Friedrich Loeffler Institute of Medical Microbiology, Greifswald University Hospital , Greifswald, Germany.
Institute of Physical Chemistry and Abbe Center of Photonics, Friedrich Schiller University Jena , Jena, Germany.
Research Campus InfectoGnostics Jena , Jena, Germany.


Resistant bacteria are spreading worldwide, which makes fast antibiotic susceptibility testing and determination of the minimal inhibitory concentration (MIC) urgently necessary to select appropriate antibiotic therapy in time and, by this, improve patient's outcome and, at the same time, avoid inappropriate treatment as well as the unnecessary use of broad spectrum antibiotics that would foster further spread of resistant bacteria. Here, a simple and fast Raman spectroscopy-based procedure is introduced to identify antimicrobial susceptibilities and determine the MIC within only 2 h total analysis, marking a huge time savings compared to established phenotypic methods nowadays used in diagnostics.

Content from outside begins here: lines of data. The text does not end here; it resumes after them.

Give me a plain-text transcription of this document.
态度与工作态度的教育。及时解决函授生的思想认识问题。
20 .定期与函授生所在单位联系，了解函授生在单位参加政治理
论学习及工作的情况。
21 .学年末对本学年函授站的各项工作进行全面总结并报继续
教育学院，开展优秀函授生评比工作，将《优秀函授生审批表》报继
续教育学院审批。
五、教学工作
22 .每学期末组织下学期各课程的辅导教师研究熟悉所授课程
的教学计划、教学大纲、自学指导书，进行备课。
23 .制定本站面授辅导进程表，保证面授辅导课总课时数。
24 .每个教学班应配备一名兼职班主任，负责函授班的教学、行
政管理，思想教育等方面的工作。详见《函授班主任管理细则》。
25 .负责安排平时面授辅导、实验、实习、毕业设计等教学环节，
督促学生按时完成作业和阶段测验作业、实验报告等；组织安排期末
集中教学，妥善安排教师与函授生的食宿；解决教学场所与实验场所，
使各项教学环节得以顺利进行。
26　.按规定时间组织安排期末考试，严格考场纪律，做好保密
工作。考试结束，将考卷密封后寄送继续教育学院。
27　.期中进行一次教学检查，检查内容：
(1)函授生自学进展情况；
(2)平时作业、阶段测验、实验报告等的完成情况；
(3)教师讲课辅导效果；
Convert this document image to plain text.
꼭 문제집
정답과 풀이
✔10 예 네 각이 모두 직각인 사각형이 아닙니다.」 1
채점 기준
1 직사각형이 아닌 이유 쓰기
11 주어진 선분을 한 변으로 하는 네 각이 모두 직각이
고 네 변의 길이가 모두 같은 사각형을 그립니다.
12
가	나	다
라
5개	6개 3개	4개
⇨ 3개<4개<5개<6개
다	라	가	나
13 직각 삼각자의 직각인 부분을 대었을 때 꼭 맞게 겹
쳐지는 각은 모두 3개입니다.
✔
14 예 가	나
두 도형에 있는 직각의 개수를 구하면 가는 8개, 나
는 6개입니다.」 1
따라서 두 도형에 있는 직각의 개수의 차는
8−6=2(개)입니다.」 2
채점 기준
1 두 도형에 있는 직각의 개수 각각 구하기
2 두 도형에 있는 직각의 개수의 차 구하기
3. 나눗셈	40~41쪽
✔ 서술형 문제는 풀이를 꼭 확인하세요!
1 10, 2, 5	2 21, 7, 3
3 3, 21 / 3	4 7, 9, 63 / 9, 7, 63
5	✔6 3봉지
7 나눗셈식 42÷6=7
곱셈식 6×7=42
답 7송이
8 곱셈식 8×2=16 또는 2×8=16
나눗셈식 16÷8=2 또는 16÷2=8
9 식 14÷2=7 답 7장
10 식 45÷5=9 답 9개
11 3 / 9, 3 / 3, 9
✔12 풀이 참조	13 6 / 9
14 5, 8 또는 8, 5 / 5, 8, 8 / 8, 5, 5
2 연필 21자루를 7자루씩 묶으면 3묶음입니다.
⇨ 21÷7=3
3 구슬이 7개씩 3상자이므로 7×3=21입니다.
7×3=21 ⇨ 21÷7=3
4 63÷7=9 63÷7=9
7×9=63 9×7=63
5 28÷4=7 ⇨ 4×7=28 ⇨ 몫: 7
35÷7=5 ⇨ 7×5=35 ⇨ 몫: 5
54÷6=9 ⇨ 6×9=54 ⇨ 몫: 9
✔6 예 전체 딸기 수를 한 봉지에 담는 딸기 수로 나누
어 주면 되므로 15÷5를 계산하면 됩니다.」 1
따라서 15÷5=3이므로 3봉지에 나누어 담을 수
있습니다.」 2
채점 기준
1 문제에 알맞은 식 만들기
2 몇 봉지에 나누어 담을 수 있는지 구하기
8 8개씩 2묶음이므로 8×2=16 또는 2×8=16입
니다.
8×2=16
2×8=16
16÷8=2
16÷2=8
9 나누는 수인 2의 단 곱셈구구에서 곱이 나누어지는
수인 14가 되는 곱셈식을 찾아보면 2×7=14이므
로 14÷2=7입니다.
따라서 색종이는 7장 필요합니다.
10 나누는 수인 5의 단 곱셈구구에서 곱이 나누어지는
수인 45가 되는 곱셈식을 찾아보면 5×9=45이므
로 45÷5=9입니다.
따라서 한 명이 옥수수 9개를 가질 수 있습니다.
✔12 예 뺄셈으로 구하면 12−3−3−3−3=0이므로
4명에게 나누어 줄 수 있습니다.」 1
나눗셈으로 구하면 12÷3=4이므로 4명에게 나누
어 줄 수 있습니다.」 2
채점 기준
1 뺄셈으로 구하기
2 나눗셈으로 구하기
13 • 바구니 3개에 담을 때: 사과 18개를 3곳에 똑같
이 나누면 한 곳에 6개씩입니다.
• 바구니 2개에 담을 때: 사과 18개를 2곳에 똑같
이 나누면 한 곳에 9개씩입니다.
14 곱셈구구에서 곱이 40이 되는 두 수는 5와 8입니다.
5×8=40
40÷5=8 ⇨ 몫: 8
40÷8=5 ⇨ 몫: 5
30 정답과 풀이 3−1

Sample preparation is fast and easy as well as comparable to currently established tests. The use of a dielectrophoresis chip allows automated collection of the bacteria in a micron-sized region for high-quality Raman measurement directly from bacterial suspensions. The new Raman spectroscopic MIC test was validated with 13 clinical E. coli isolates that show a broad range of ciprofloxacin resistance levels and were collected from patients with blood-stream infection. Micro-Raman spectroscopy was able to detect ciprofloxacin-induced changes in E. coli after only 90 min interaction time. Principal component analysis as well as a simple computed ratio of the Raman marker bands at 1458 and 1485 cm-1 show a clear concentration-dependent effect. The MIC values determined with the new Raman method are in good agreement with MICs obtained by reference methods (broth microdilution, Vitek-2, E-test) and can be used to provide a classification as sensitive, intermediate, or resistant using the clinical breakpoints provided by EUCAST.